Where do values, as opposed to beliefs-about-values, come from?
How accurate is the summary I have presented above?
Basically accurate.
Where do values, as opposed to beliefs-about-values, come from?
That is the right next question to ask. Humans have a map of their values, and can update that map in response to rewards in order to “learn about values”, but still leaves the question of when/whether there’s any “real values” which the map represents, and what kind-of-things those “real values” are.
A few parts of an answer:
“human values” are not one monolithic thing; we value lots of different stuff, and different parts of our value-estimates can separately represent “a real thing” or fail to represent “a real thing”.
we don’t yet understand what it means for part of our value-estimates to represent “a real thing”, but it probably works pretty similarly to epistemic representation more generally—e.g. my belief about the position of the dog in my apartment represents a real thing (even if the position itself is wrong) exactly when there is in fact a dog in my apartment at all.
Thank you for the answer. I notice I feel somewhat confused, and that I regard the notion of “real values” with some suspicion I can’t quite put my finger on. Regardless, an attempted definition follows.
Let a subject observation set be a complete specification of a subject and it’s past and current environment, from the subject’s own subjectively accessible perspective. The elements of a subject observation set are observations/experiences observed/experienced by its subject.

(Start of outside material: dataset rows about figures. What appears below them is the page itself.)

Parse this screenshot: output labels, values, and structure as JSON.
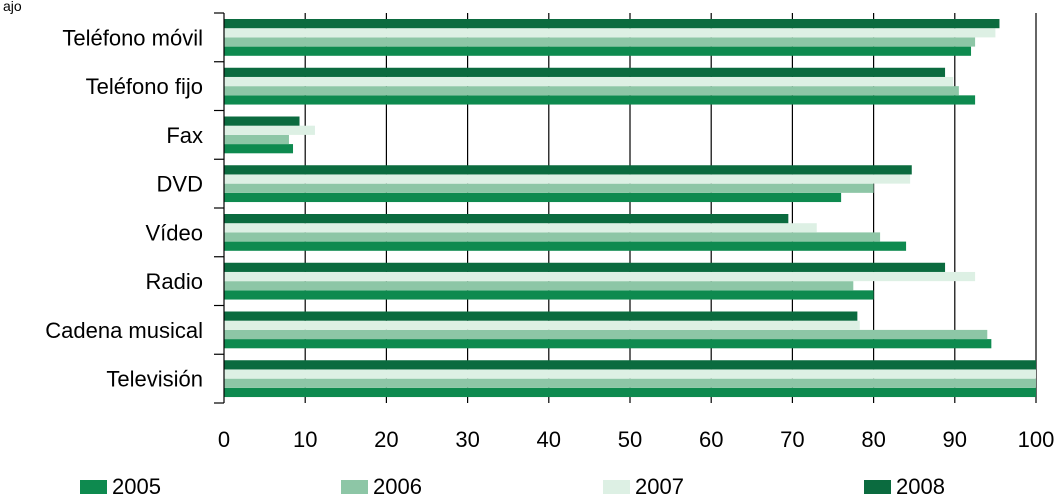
{
  "corner_text": "ajo",
  "chart_data": {
    "type": "bar",
    "orientation": "horizontal",
    "categories": [
      "Teléfono móvil",
      "Teléfono fijo",
      "Fax",
      "DVD",
      "Vídeo",
      "Radio",
      "Cadena musical",
      "Televisión"
    ],
    "series": [
      {
        "name": "2005",
        "color": "#0e8a4f",
        "values": [
          92.0,
          92.5,
          8.5,
          76.0,
          84.0,
          80.0,
          94.5,
          100.0
        ]
      },
      {
        "name": "2006",
        "color": "#8dc6a6",
        "values": [
          92.5,
          90.5,
          8.0,
          80.0,
          80.8,
          77.5,
          94.0,
          100.0
        ]
      },
      {
        "name": "2007",
        "color": "#ddf0e4",
        "values": [
          95.0,
          89.8,
          11.2,
          84.5,
          73.0,
          92.5,
          78.3,
          100.0
        ]
      },
      {
        "name": "2008",
        "color": "#0b6b3f",
        "values": [
          95.5,
          88.8,
          9.3,
          84.7,
          69.5,
          88.8,
          78.0,
          100.0
        ]
      }
    ],
    "xlim": [
      0,
      100
    ],
    "x_ticks": [
      0,
      10,
      20,
      30,
      40,
      50,
      60,
      70,
      80,
      90,
      100
    ],
    "grid": true,
    "legend_position": "bottom"
  }
}
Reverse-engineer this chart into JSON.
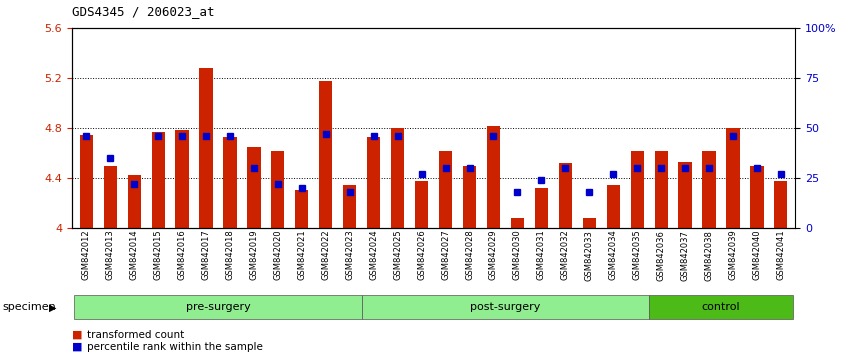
{
  "title": "GDS4345 / 206023_at",
  "samples": [
    "GSM842012",
    "GSM842013",
    "GSM842014",
    "GSM842015",
    "GSM842016",
    "GSM842017",
    "GSM842018",
    "GSM842019",
    "GSM842020",
    "GSM842021",
    "GSM842022",
    "GSM842023",
    "GSM842024",
    "GSM842025",
    "GSM842026",
    "GSM842027",
    "GSM842028",
    "GSM842029",
    "GSM842030",
    "GSM842031",
    "GSM842032",
    "GSM842033",
    "GSM842034",
    "GSM842035",
    "GSM842036",
    "GSM842037",
    "GSM842038",
    "GSM842039",
    "GSM842040",
    "GSM842041"
  ],
  "red_values": [
    4.75,
    4.5,
    4.43,
    4.77,
    4.79,
    5.28,
    4.73,
    4.65,
    4.62,
    4.31,
    5.18,
    4.35,
    4.73,
    4.8,
    4.38,
    4.62,
    4.5,
    4.82,
    4.08,
    4.32,
    4.52,
    4.08,
    4.35,
    4.62,
    4.62,
    4.53,
    4.62,
    4.8,
    4.5,
    4.38
  ],
  "blue_values": [
    46,
    35,
    22,
    46,
    46,
    46,
    46,
    30,
    22,
    20,
    47,
    18,
    46,
    46,
    27,
    30,
    30,
    46,
    18,
    24,
    30,
    18,
    27,
    30,
    30,
    30,
    30,
    46,
    30,
    27
  ],
  "ylim_left": [
    4.0,
    5.6
  ],
  "ylim_right": [
    0,
    100
  ],
  "yticks_left": [
    4.0,
    4.4,
    4.8,
    5.2,
    5.6
  ],
  "yticks_right": [
    0,
    25,
    50,
    75,
    100
  ],
  "ytick_labels_right": [
    "0",
    "25",
    "50",
    "75",
    "100%"
  ],
  "ytick_labels_left": [
    "4",
    "4.4",
    "4.8",
    "5.2",
    "5.6"
  ],
  "bar_color": "#CC2200",
  "dot_color": "#0000CC",
  "bg_color": "#FFFFFF",
  "bar_base": 4.0,
  "groups": [
    {
      "label": "pre-surgery",
      "start": 0,
      "end": 12,
      "color": "#90EE90"
    },
    {
      "label": "post-surgery",
      "start": 12,
      "end": 24,
      "color": "#90EE90"
    },
    {
      "label": "control",
      "start": 24,
      "end": 30,
      "color": "#4CBB17"
    }
  ],
  "legend_items": [
    "transformed count",
    "percentile rank within the sample"
  ],
  "legend_colors": [
    "#CC2200",
    "#0000CC"
  ]
}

Let O be the set of all subject observation sets.
Let a subject observation set class be a subset of O such that all it’s elements specify subjects that belong to an intuitive “kind of subject”: e.g. humans, cats, parasitoid wasps.
Let V be the set of all (subject_observation_set, subject_reward_value) tuples. Note that all possible utility functions of all possible subjects can be defined as subsets of V, and that V = O x ℝ.

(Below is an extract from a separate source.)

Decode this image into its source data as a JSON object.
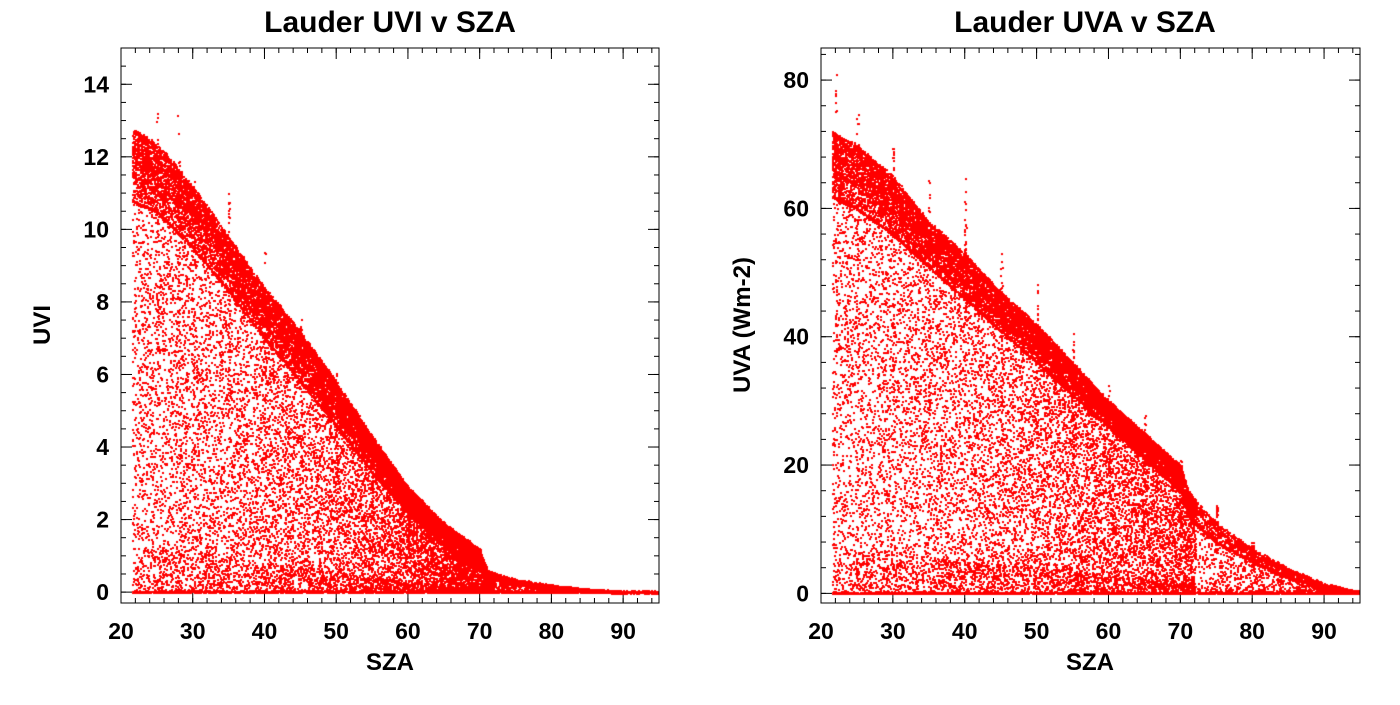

Let “real human values” be the subset of V such that all subject_observation_set elements belong to the human subject observation set class.[1]
… this above definition feels pretty underwhelming, and I suspect that I would endorse a pretty small subset of “real human values” as defined above as actually good.

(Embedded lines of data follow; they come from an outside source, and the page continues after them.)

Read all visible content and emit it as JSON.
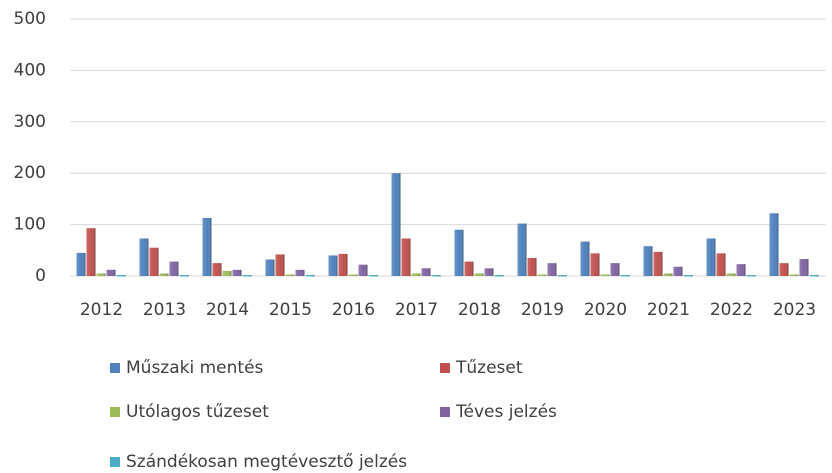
{
  "chart_data": {
    "type": "bar",
    "categories": [
      "2012",
      "2013",
      "2014",
      "2015",
      "2016",
      "2017",
      "2018",
      "2019",
      "2020",
      "2021",
      "2022",
      "2023"
    ],
    "series": [
      {
        "name": "Műszaki mentés",
        "color": "#4f81bd",
        "values": [
          45,
          73,
          113,
          32,
          40,
          200,
          90,
          102,
          67,
          58,
          73,
          122
        ]
      },
      {
        "name": "Tűzeset",
        "color": "#c0504d",
        "values": [
          93,
          55,
          25,
          42,
          43,
          73,
          28,
          35,
          44,
          47,
          44,
          25
        ]
      },
      {
        "name": "Utólagos tűzeset",
        "color": "#9bbb59",
        "values": [
          5,
          5,
          10,
          3,
          3,
          5,
          5,
          3,
          3,
          5,
          5,
          3
        ]
      },
      {
        "name": "Téves jelzés",
        "color": "#8064a2",
        "values": [
          12,
          28,
          12,
          12,
          22,
          15,
          15,
          25,
          25,
          18,
          23,
          33
        ]
      },
      {
        "name": "Szándékosan megtévesztő jelzés",
        "color": "#4bacc6",
        "values": [
          2,
          2,
          2,
          2,
          2,
          2,
          2,
          2,
          2,
          2,
          2,
          2
        ]
      }
    ],
    "ylim": [
      0,
      500
    ],
    "yticks": [
      0,
      100,
      200,
      300,
      400,
      500
    ],
    "grid": true,
    "legend": "bottom"
  }
}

So we humans have a high-level cognitive structure to which we do not have direct access (values), but about which we can learn by observing and reflecting on the stimulus-reward mappings we experience, thus constructing an internal representation of such structure. This reward-based updating bridges the is-ought gap, since reward is a thing we experience and our values encode the way things ought to be.
Two questions:
How accurate is the summary I have presented above?
Where do values, as opposed to beliefs-about-values, come from?
Basically accurate.
That is the right next question to ask. Humans have a map of their values, and can update that map in response to rewards in order to “learn about values”, but still leaves the question of when/whether there’s any “real values” which the map represents, and what kind-of-things those “real values” are.
A few parts of an answer:
“human values” are not one monolithic thing; we value lots of different stuff, and different parts of our value-estimates can separately represent “a real thing” or fail to represent “a real thing”.
we don’t yet understand what it means for part of our value-estimates to represent “a real thing”, but it probably works pretty similarly to epistemic representation more generally—e.g. my belief about the position of the dog in my apartment represents a real thing (even if the position itself is wrong) exactly when there is in fact a dog in my apartment at all.
Thank you for the answer. I notice I feel somewhat confused, and that I regard the notion of “real values” with some suspicion I can’t quite put my finger on. Regardless, an attempted definition follows.
Let a subject observation set be a complete specification of a subject and it’s past and current environment, from the subject’s own subjectively accessible perspective. The elements of a subject observation set are observations/experiences observed/experienced by its subject.
Let O be the set of all subject observation sets.
Let a subject observation set class be a subset of O such that all it’s elements specify subjects that belong to an intuitive “kind of subject”: e.g. humans, cats, parasitoid wasps.
Let V be the set of all (subject_observation_set, subject_reward_value) tuples. Note that all possible utility functions of all possible subjects can be defined as subsets of V, and that
V = O x ℝ.
Let “real human values” be the subset of V such that all subject_observation_set elements belong to the human subject observation set class.[1]
… this above definition feels pretty underwhelming, and I suspect that I would endorse a pretty small subset of “real human values” as defined above as actually good.
Let the reader feel free take the political decision of restricting the subject observation set class that defines “real human values” to sane humans.